简体   繁体   English

Matlab,从csv文件中读取多个2d数组

[英]Matlab, read multiple 2d arrays from a csv file

I have a csv file which contains 2d arrays of 4 columns but a varying number of rows. 我有一个csv文件,其中包含4列但有不同行数的2d数组。 Eg: 例如:

2, 354, 23, 101
3, 1023, 43, 454
1, 5463, 45, 7657

4, 543, 543, 654
3, 56, 7654, 344

...

I need to be able to import the data such that I can run operations on each block of data, however csvread , dlmread and textscan all ignore the blank lines. 我需要能够导入数据,以便我可以对每个数据块运行操作,但是csvreaddlmreadtextscan都会忽略空白行。
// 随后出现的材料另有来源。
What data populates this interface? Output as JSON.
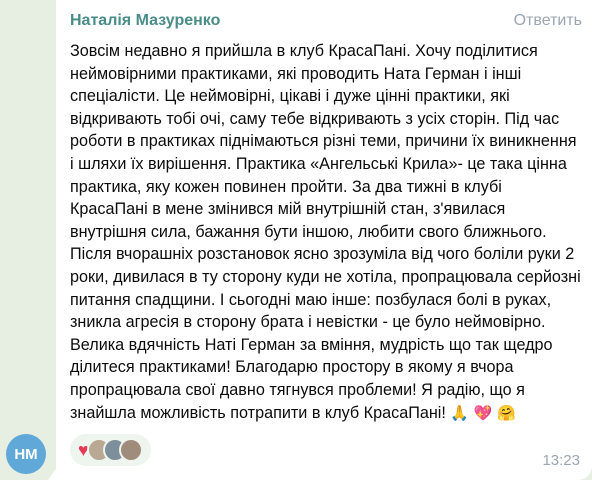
{
  "message": {
    "sender": "Наталія Мазуренко",
    "reply_label": "Ответить",
    "text": "Зовсім недавно я прийшла в клуб КрасаПані. Хочу поділитися неймовірними практиками, які проводить Ната Герман і інші спеціалісти. Це неймовірні, цікаві і дуже цінні практики, які відкривають тобі очі, саму тебе відкривають з усіх сторін. Під час роботи в практиках піднімаються різні теми, причини їх виникнення і шляхи їх вирішення. Практика «Ангельські Крила»- це така цінна практика, яку кожен повинен пройти. За два тижні в клубі КрасаПані в мене змінився мій внутрішній стан, з'явилася внутрішня сила, бажання бути іншою, любити свого ближнього. Після вчорашніх розстановок ясно зрозуміла від чого боліли руки 2 роки, дивилася в ту сторону куди не хотіла, пропрацювала серйозні питання спадщини. І сьогодні маю інше: позбулася болі в руках, зникла агресія в сторону брата і невістки - це було неймовірно. Велика вдячність Наті Герман за вміння, мудрість що так щедро ділитеся практиками! Благодарю простору в якому я вчора пропрацювала свої давно тягнувся проблеми! Я радію, що я знайшла можливість потрапити в клуб КрасаПані!",
    "emojis": "🙏 💖 🤗",
    "time": "13:23",
    "avatar_initials": "НМ",
    "reaction_emoji": "♥"
  },
  "colors": {
    "sender": "#4a8c87",
    "avatar": "#5fa8d8",
    "heart": "#e53955"
  }
}
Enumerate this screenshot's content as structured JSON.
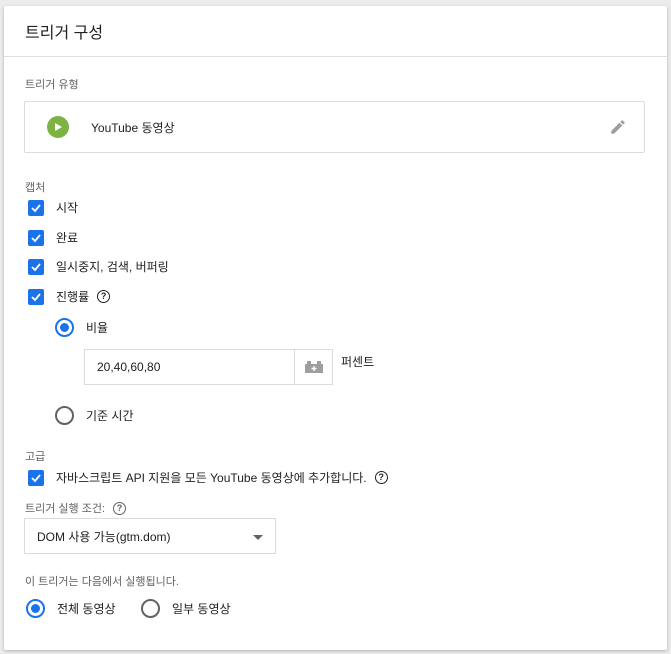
{
  "header": {
    "title": "트리거 구성"
  },
  "trigger_type": {
    "label": "트리거 유형",
    "name": "YouTube 동영상",
    "icon": "play-icon",
    "icon_color": "#7cb342"
  },
  "capture": {
    "label": "캡처",
    "options": [
      {
        "label": "시작",
        "checked": true
      },
      {
        "label": "완료",
        "checked": true
      },
      {
        "label": "일시중지, 검색, 버퍼링",
        "checked": true
      },
      {
        "label": "진행률",
        "checked": true
      }
    ],
    "progress": {
      "ratio_label": "비율",
      "ratio_selected": true,
      "ratio_value": "20,40,60,80",
      "unit": "퍼센트",
      "time_label": "기준 시간",
      "time_selected": false
    }
  },
  "advanced": {
    "label": "고급",
    "js_api_label": "자바스크립트 API 지원을 모든 YouTube 동영상에 추가합니다.",
    "js_api_checked": true,
    "fire_condition_label": "트리거 실행 조건:",
    "fire_condition_value": "DOM 사용 가능(gtm.dom)"
  },
  "scope": {
    "label": "이 트리거는 다음에서 실행됩니다.",
    "all_label": "전체 동영상",
    "some_label": "일부 동영상",
    "selected": "all"
  },
  "colors": {
    "accent": "#1a73e8",
    "border": "#dadce0"
  }
}
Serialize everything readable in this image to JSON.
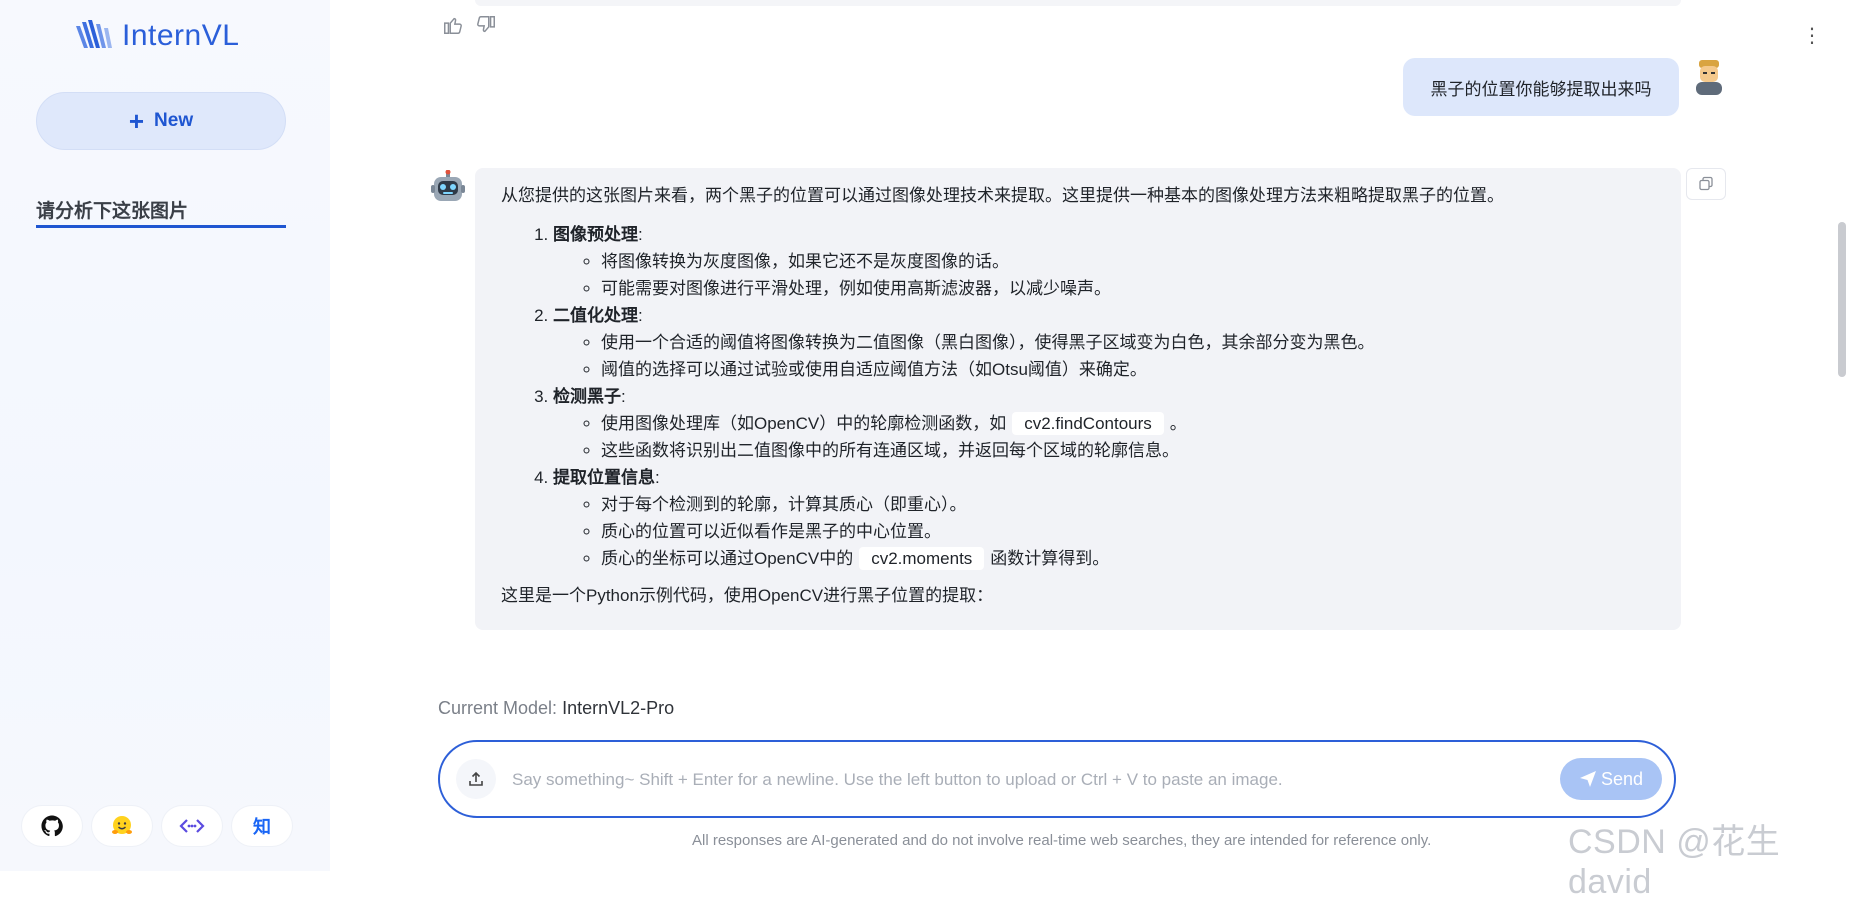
{
  "app": {
    "name": "InternVL"
  },
  "sidebar": {
    "new_label": "New",
    "chats": [
      {
        "title": "请分析下这张图片"
      }
    ],
    "footer_icons": [
      "github-icon",
      "huggingface-icon",
      "code-icon",
      "zhihu-icon"
    ],
    "zhihu_glyph": "知"
  },
  "conversation": {
    "user_message": "黑子的位置你能够提取出来吗",
    "assistant": {
      "intro": "从您提供的这张图片来看，两个黑子的位置可以通过图像处理技术来提取。这里提供一种基本的图像处理方法来粗略提取黑子的位置。",
      "steps": [
        {
          "title": "图像预处理",
          "colon": ":",
          "points": [
            "将图像转换为灰度图像，如果它还不是灰度图像的话。",
            "可能需要对图像进行平滑处理，例如使用高斯滤波器，以减少噪声。"
          ]
        },
        {
          "title": "二值化处理",
          "colon": ":",
          "points": [
            "使用一个合适的阈值将图像转换为二值图像（黑白图像），使得黑子区域变为白色，其余部分变为黑色。",
            "阈值的选择可以通过试验或使用自适应阈值方法（如Otsu阈值）来确定。"
          ]
        },
        {
          "title": "检测黑子",
          "colon": ":",
          "points_special": {
            "p1_before": "使用图像处理库（如OpenCV）中的轮廓检测函数，如",
            "p1_code": "cv2.findContours",
            "p1_after": "。",
            "p2": "这些函数将识别出二值图像中的所有连通区域，并返回每个区域的轮廓信息。"
          }
        },
        {
          "title": "提取位置信息",
          "colon": ":",
          "points_special": {
            "p1": "对于每个检测到的轮廓，计算其质心（即重心）。",
            "p2": "质心的位置可以近似看作是黑子的中心位置。",
            "p3_before": "质心的坐标可以通过OpenCV中的",
            "p3_code": "cv2.moments",
            "p3_after": "函数计算得到。"
          }
        }
      ],
      "outro": "这里是一个Python示例代码，使用OpenCV进行黑子位置的提取："
    }
  },
  "model": {
    "label": "Current Model:",
    "value": "InternVL2-Pro"
  },
  "input": {
    "placeholder": "Say something~ Shift + Enter for a newline. Use the left button to upload or Ctrl + V to paste an image.",
    "send_label": "Send"
  },
  "disclaimer": "All responses are AI-generated and do not involve real-time web searches, they are intended for reference only.",
  "watermark": "CSDN @花生david",
  "colors": {
    "accent": "#2d5fd8",
    "user_bubble": "#dde7fb",
    "bot_bubble": "#f2f3f7",
    "send_disabled": "#a9c4f5"
  }
}
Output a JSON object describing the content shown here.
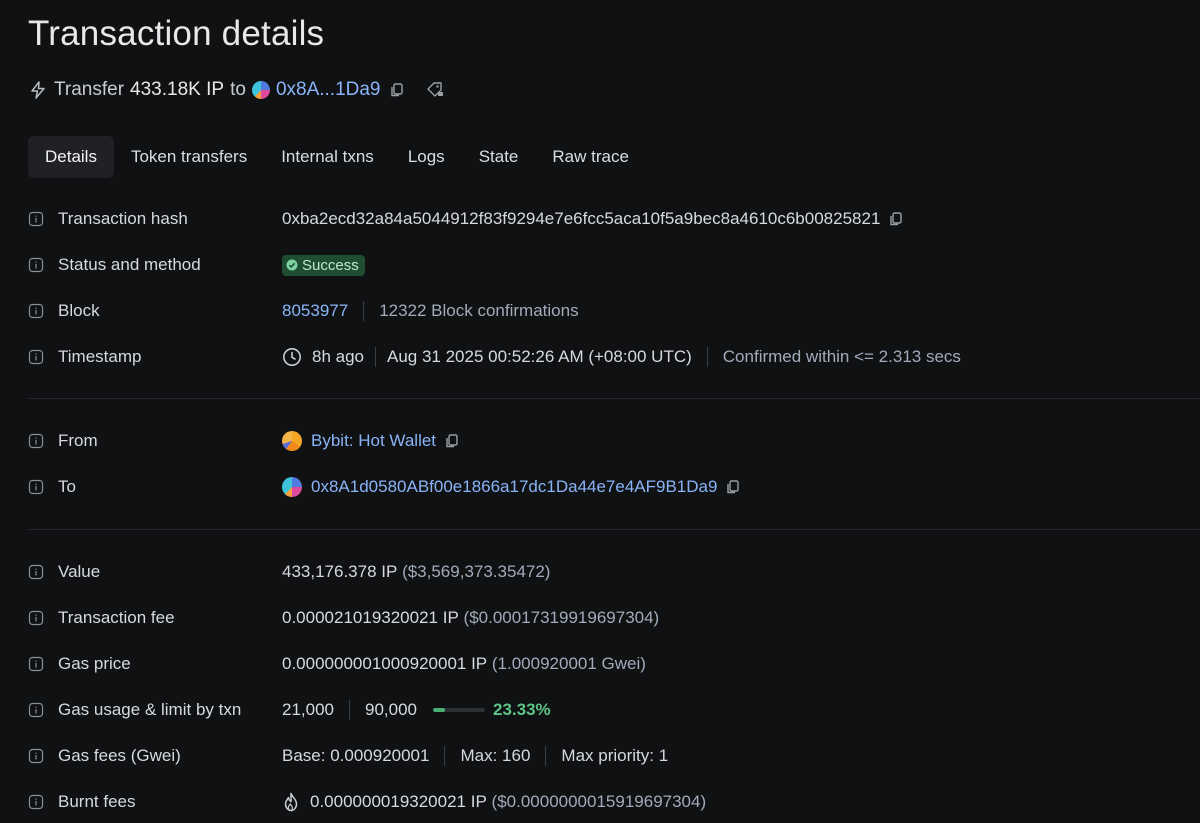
{
  "page": {
    "title": "Transaction details"
  },
  "summary": {
    "action": "Transfer",
    "amount": "433.18K IP",
    "to_word": "to",
    "to_short": "0x8A...1Da9"
  },
  "tabs": [
    {
      "label": "Details",
      "active": true
    },
    {
      "label": "Token transfers"
    },
    {
      "label": "Internal txns"
    },
    {
      "label": "Logs"
    },
    {
      "label": "State"
    },
    {
      "label": "Raw trace"
    }
  ],
  "rows": {
    "tx_hash": {
      "label": "Transaction hash",
      "value": "0xba2ecd32a84a5044912f83f9294e7e6fcc5aca10f5a9bec8a4610c6b00825821"
    },
    "status": {
      "label": "Status and method",
      "value": "Success"
    },
    "block": {
      "label": "Block",
      "value": "8053977",
      "confirmations": "12322 Block confirmations"
    },
    "timestamp": {
      "label": "Timestamp",
      "ago": "8h ago",
      "datetime": "Aug 31 2025 00:52:26 AM (+08:00 UTC)",
      "confirmed": "Confirmed within <= 2.313 secs"
    },
    "from": {
      "label": "From",
      "value": "Bybit: Hot Wallet"
    },
    "to": {
      "label": "To",
      "value": "0x8A1d0580ABf00e1866a17dc1Da44e7e4AF9B1Da9"
    },
    "value": {
      "label": "Value",
      "amount": "433,176.378 IP",
      "usd": "($3,569,373.35472)"
    },
    "fee": {
      "label": "Transaction fee",
      "amount": "0.000021019320021 IP",
      "usd": "($0.00017319919697304)"
    },
    "gas_price": {
      "label": "Gas price",
      "amount": "0.000000001000920001 IP",
      "gwei": "(1.000920001 Gwei)"
    },
    "gas_usage": {
      "label": "Gas usage & limit by txn",
      "used": "21,000",
      "limit": "90,000",
      "percent": "23.33%",
      "fraction": 0.2333
    },
    "gas_fees": {
      "label": "Gas fees (Gwei)",
      "base": "Base: 0.000920001",
      "max": "Max: 160",
      "priority": "Max priority: 1"
    },
    "burnt": {
      "label": "Burnt fees",
      "amount": "0.000000019320021 IP",
      "usd": "($0.0000000015919697304)"
    }
  },
  "colors": {
    "accent_link": "#8ab4f8",
    "success": "#5cc486",
    "background": "#101112"
  },
  "icons": [
    "bolt-icon",
    "copy-icon",
    "tag-icon",
    "info-icon",
    "check-circle-icon",
    "clock-icon",
    "flame-icon"
  ]
}
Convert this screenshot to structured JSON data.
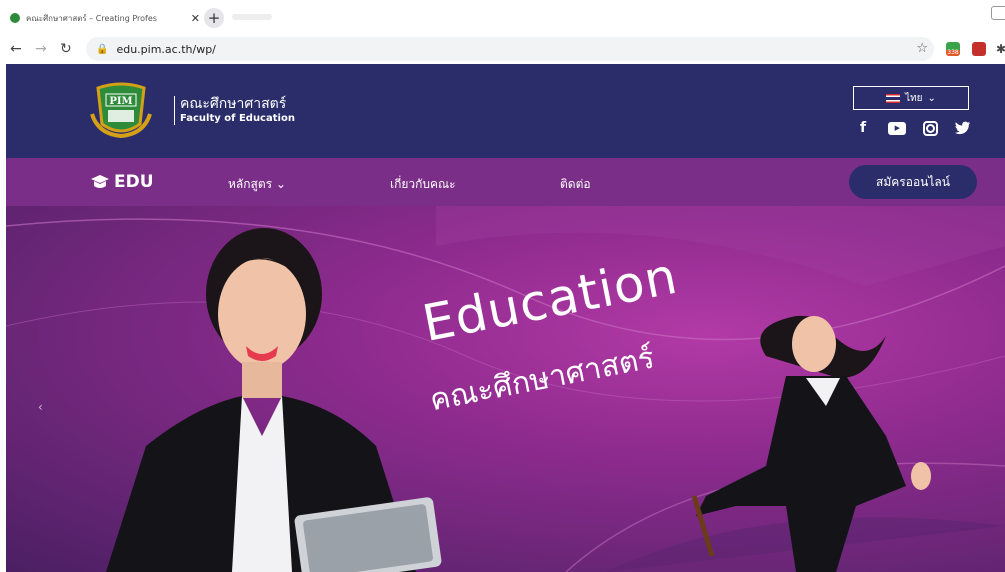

I can't seem to find a solution anywhere, how can this be done? 我似乎无法在任何地方找到解决方案,如何做到这一点?

PS: PS:

It may be worth noting that the files of the format above are actually the concatenation of many files containing only one block of data (I don't want to have to read from thousands of files every time) therefore the blank line between blocks can be changed to any other delimiter / marker. 值得注意的是,上述格式的文件实际上是包含一个数据块的许多文件的串联(我不想每次都读取数千个文件)因此块之间的空白行可以是更改为任何其他分隔符/标记。 This is just done with a python script. 这只是用python脚本完成的。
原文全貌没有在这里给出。